VERFAHREN ZUR HERSTELLUNG VON TRICHLORSILAN

METHOD FOR THE PRODUCTION OF TRICHLOROSILANE

PROCÉDÉ DE PRÉPARATION DE TRICHLOROSILANE


(84) Benannte Vertragsstaaten:
AT BE BG CH CY CZ DE DK EE ES FI FR GB GR HU IE IS IT LI LT LU LV MC MT NL PL PT RO SE SI SK TR

(30) Priorität: 25.10.2006 DE 102006050329

(43) Veröffentlichungstag der Anmeldung:
12.08.2009  Patentblatt  2009/33

(73) Patentinhaber: Wacker Chemie AG
81737 München (DE)

(72) Erfinder:
  • PFLÜGLER, Bernhard
    84489 Burghausen (DE)
  • RING, Robert
    84489 Burghausen (DE)

(74) Vertreter: Potten, Holger et al
Wacker Chemie AG Zentralbereich Patente, Marken und Lizenzen Hanns-Seidel-Platz 4
81737 München
81737 München (DE)


(56) Entgegenhaltungen: : 
EP-B1- 0 052 615
DE-A1- 3 024 319
DE-A1-102004 019 760
WO-A2-2006/081980
DE-A1- 3 311 650
DE-A1-102005 005 044
   
  • J. ACKER ET AL.: 'Gewinnung von Precursor-Verbindungen zur Reinstsiliciumherstellung' FREIBERGER FORSCHUNGSHEFTE / B327 2004, Seiten 21 - 34
  • P. W. ATKINS: 'Physikalische Chemie', Bd. 2, 1996, VCH-VERLAG, NEW-YORK Seite 32, 33, 818, 819, 822, 833
   


Beschreibung


[0001] Die Erfindung betrifft ein Verfahren zur Herstellung von Trichlorsilan mittels thermischer Hydrierung im überkritischen Druckbereich.

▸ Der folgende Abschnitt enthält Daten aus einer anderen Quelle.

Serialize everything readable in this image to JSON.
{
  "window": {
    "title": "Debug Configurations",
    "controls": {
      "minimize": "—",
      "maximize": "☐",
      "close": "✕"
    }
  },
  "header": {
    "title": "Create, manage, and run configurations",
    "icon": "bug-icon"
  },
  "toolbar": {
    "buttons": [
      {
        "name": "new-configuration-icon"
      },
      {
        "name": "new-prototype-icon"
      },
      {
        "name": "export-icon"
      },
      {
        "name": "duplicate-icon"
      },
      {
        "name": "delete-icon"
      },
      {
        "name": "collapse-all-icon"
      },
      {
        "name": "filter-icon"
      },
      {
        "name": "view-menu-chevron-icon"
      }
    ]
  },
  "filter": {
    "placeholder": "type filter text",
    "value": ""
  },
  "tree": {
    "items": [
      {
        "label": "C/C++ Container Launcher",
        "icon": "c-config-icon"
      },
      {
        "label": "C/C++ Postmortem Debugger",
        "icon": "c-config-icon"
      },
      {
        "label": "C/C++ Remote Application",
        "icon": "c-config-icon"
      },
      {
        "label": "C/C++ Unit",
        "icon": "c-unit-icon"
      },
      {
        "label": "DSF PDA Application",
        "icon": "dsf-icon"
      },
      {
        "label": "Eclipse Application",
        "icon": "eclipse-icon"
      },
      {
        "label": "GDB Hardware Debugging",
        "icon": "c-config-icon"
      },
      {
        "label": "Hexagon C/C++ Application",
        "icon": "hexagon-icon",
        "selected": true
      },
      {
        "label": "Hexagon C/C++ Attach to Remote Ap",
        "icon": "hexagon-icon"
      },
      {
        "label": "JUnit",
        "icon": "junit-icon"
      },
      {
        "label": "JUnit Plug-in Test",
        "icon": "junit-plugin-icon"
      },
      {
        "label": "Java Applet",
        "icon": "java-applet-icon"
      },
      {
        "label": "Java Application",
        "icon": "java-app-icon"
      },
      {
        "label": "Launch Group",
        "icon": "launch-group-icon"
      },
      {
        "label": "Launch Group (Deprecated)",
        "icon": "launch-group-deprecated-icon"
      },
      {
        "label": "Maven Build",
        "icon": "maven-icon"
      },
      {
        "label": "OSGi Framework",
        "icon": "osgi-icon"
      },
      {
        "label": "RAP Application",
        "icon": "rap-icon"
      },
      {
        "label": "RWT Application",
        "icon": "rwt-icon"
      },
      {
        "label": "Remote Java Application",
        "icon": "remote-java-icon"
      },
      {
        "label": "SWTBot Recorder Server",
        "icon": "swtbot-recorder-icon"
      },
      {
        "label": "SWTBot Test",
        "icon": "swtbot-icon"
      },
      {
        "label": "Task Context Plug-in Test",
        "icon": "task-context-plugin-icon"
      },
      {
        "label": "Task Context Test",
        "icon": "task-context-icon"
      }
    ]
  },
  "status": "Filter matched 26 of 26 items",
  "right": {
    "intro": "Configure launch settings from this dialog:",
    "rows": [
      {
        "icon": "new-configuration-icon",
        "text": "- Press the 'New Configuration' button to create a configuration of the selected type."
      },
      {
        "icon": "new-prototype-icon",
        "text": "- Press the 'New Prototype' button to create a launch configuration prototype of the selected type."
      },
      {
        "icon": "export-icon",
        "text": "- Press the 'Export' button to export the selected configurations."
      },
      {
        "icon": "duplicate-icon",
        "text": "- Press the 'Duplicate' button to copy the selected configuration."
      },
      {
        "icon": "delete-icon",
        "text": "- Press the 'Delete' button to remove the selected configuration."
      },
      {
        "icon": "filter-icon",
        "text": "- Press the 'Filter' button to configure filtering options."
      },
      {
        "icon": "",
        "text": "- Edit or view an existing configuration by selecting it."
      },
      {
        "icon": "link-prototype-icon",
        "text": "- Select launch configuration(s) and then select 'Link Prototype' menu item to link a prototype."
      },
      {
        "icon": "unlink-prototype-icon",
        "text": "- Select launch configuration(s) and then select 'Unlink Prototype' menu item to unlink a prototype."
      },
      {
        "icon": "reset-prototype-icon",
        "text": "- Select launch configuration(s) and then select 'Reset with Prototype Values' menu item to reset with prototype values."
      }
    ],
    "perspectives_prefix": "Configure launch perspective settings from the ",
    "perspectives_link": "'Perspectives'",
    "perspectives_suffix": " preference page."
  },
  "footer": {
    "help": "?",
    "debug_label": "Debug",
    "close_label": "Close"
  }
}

[0002] Bei der Umsetzung von Trichlorsilan mit Wasserstoff zur Herstellung von polykristallinem Silizium fallen große Mengen an Tetrachlorsilan an. Das Tetrachlorsilan kann durch die Tetrachlorsilankonvertierung, eine katalytische bzw. thermische Dehydrohalogenierungsreaktion von Tetrachlorsilan mit Wasserstoff, wieder zu Trichlorsilan und Chlorwasserstoff umgewandelt werden. Zur Konvertierung von Tetrachlorsilan in Trichlorsilan sind zwei Verfahrensvarianten bekannt. Die Niedertemperaturkonvertierung erfolgt in Anwesenheit von Silizium und einem Katalysator bei Temperaturen im Bereich 400°C bis 700°C. Die Patente US 2595620, US 2657114 (Union Carbide and Carbon Corporation / Wagner 1952) und US 2943918 (Compagnie de Produits Chimiques et electrometallurgiques / Pauls 1956) berichten über eine partielle Hydrierung von Tetrachlosilan in Anwesenheit von Katalysatoren (z.B. metallischen Chloriden).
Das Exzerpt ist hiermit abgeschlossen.